To avoid encountering such setbacks, a pre‑IPO company should start getting frequent 409A valuations (quarterly or, in certain circumstances, more often) as the IPO approaches and work with its auditors to ensure that the valuations of its equity issuances are acceptable for accounting purposes.
There are many compliance requirements that come into effect when a company becomes public, or even as it enters the IPO process. For those standards that may not yet apply, it can be beneficial for a company to adopt certain changes in advance to essentially learn how to think and act like a public company. New corporate governance policies can be established in advance and communicated to employees. The company’s website will need to be reviewed and updated to be consistent with the registration statement. A roadmap for making the transition to becoming compliant with internal controls testing under Section 404 of the Sarbanes‑Oxley Act should be identified, including the engagement of an accounting firm as a consultant if needed. There are rules relating to public communications once a company is in the registration process with the SEC. To ensure that there are no “gun jumping” issues in the middle of the IPO process, company counsel should be asked to advise on publicity guidelines, as well as any interview or public speaking opportunities.

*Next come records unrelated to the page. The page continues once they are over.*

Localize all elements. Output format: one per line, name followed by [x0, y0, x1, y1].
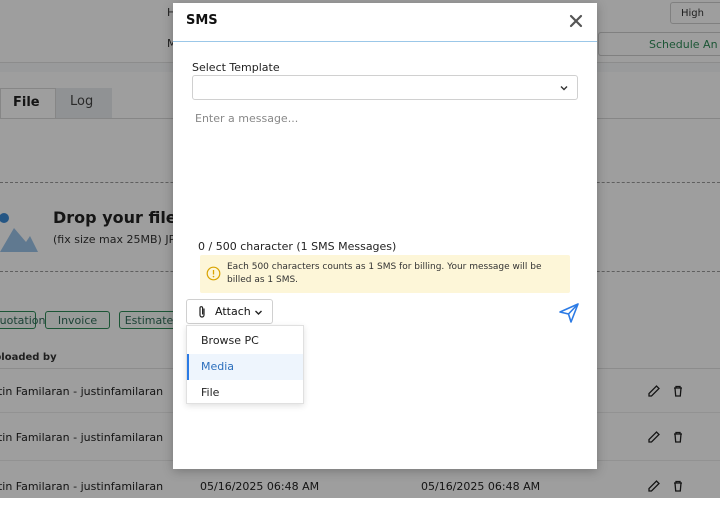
character-count: 0 / 500 character (1 SMS Messages)	[198, 240, 397, 253]
close-icon[interactable]	[567, 12, 585, 30]
attach-label: Attach	[215, 305, 251, 318]
message-placeholder: Enter a message...	[195, 112, 299, 125]
info-icon	[206, 266, 221, 281]
menu-item-file[interactable]: File	[187, 380, 303, 406]
select-template-dropdown[interactable]	[192, 75, 578, 100]
attach-button[interactable]: Attach	[186, 299, 273, 324]
sms-modal: SMS Select Template Enter a message... 0…	[173, 3, 597, 469]
chevron-down-icon	[255, 310, 262, 315]
chevron-down-icon	[560, 86, 568, 91]
menu-item-media[interactable]: Media	[187, 354, 303, 380]
paperclip-icon	[199, 306, 205, 318]
modal-title: SMS	[186, 13, 218, 28]
menu-item-browse-pc[interactable]: Browse PC	[187, 328, 303, 354]
billing-info-alert: Each 500 characters counts as 1 SMS for …	[200, 255, 570, 293]
send-icon[interactable]	[558, 302, 580, 324]
message-textarea[interactable]: Enter a message...	[192, 109, 578, 233]
select-template-label: Select Template	[192, 61, 280, 74]
attach-menu: Browse PC Media File	[186, 325, 304, 404]
modal-header: SMS	[173, 3, 597, 42]
billing-info-text: Each 500 characters counts as 1 SMS for …	[227, 262, 542, 285]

The SEC is on alert for potential gun jumping violations, which can result in significant delays or undesired disclosures.
Due to the length of the IPO process and the fact that business does not come to a stop during that time, it is important that companies plan as far ahead as possible regarding major business developments and transactions. For example, consummation of an acquisition of another company or business that exceeds certain materiality thresholds will require that separate audited financial statements for the target be included in the registration statement. If the target does not have audited financial statements available, or is a business within another company and will need to develop “carve‑out” financial statements, this will result in a significant delay. If an acquisition opportunity materializes once the IPO process has begun, management and the board will need to consider the extent of the delay that could result.

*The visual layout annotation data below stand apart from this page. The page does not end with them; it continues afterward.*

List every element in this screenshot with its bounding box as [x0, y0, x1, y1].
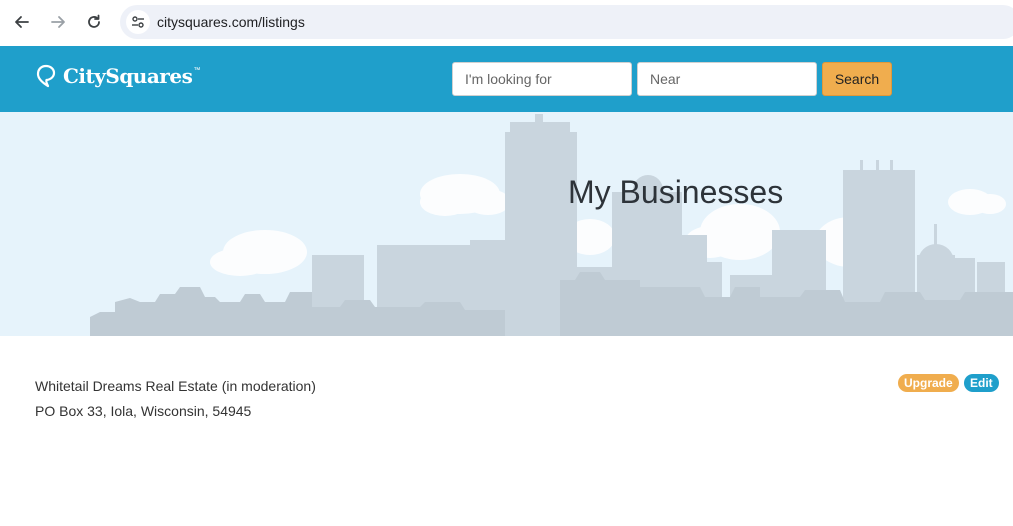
site-info-button[interactable] — [126, 10, 150, 34]
near-input[interactable] — [637, 62, 817, 96]
business-name: Whitetail Dreams Real Estate (in moderat… — [35, 378, 316, 394]
site-header: CitySquares™ Search — [0, 46, 1013, 112]
address-bar[interactable]: citysquares.com/listings — [120, 5, 1013, 39]
looking-for-input[interactable] — [452, 62, 632, 96]
url-text[interactable]: citysquares.com/listings — [157, 14, 305, 30]
arrow-right-icon — [51, 16, 65, 28]
logo-text: CitySquares — [63, 64, 193, 88]
back-button[interactable] — [10, 10, 34, 34]
reload-button[interactable] — [82, 10, 106, 34]
hero-banner: My Businesses — [0, 112, 1013, 336]
logo-trademark: ™ — [193, 66, 201, 74]
tune-icon — [132, 16, 144, 28]
business-listing: Whitetail Dreams Real Estate (in moderat… — [0, 336, 1013, 526]
page-title: My Businesses — [568, 174, 784, 210]
browser-toolbar: citysquares.com/listings — [0, 0, 1013, 46]
business-address: PO Box 33, Iola, Wisconsin, 54945 — [35, 403, 252, 419]
arrow-left-icon — [15, 16, 29, 28]
citysquares-logo[interactable]: CitySquares ™ — [36, 64, 200, 88]
forward-button[interactable] — [46, 10, 70, 34]
reload-icon — [88, 14, 100, 28]
edit-button[interactable]: Edit — [964, 374, 999, 392]
skyline-illustration — [90, 114, 1013, 336]
pin-logo-icon — [36, 64, 56, 88]
search-button[interactable]: Search — [822, 62, 892, 96]
upgrade-button[interactable]: Upgrade — [898, 374, 959, 392]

The company’s underwriters may advocate the completion of certain actions before launching the IPO, such as release of a new product, entry into a material contract or settlement of material litigation, but such events can pose challenges in terms of the IPO schedule. A new product launch may not have enough performance history for a company to be able to make the types of disclosure the underwriters would prefer in the registration statement. Counterparties to material contracts may object to information being disclosed or contracts being publicly filed. Additionally, parties to legal proceedings may try to leverage knowledge of the IPO process or any initial disclosure that may have been made with respect to reserves for such disputes to extract more favorable terms.
A company will be more vulnerable to a hostile takeover attempt once it becomes publicly traded. The board of directors and management of the company must decide whether the additional risk makes it worthwhile to adopt certain anti‑takeover strategies, which are easier to implement while the company is still privately held. Company counsel can advise on what is typical in this situation.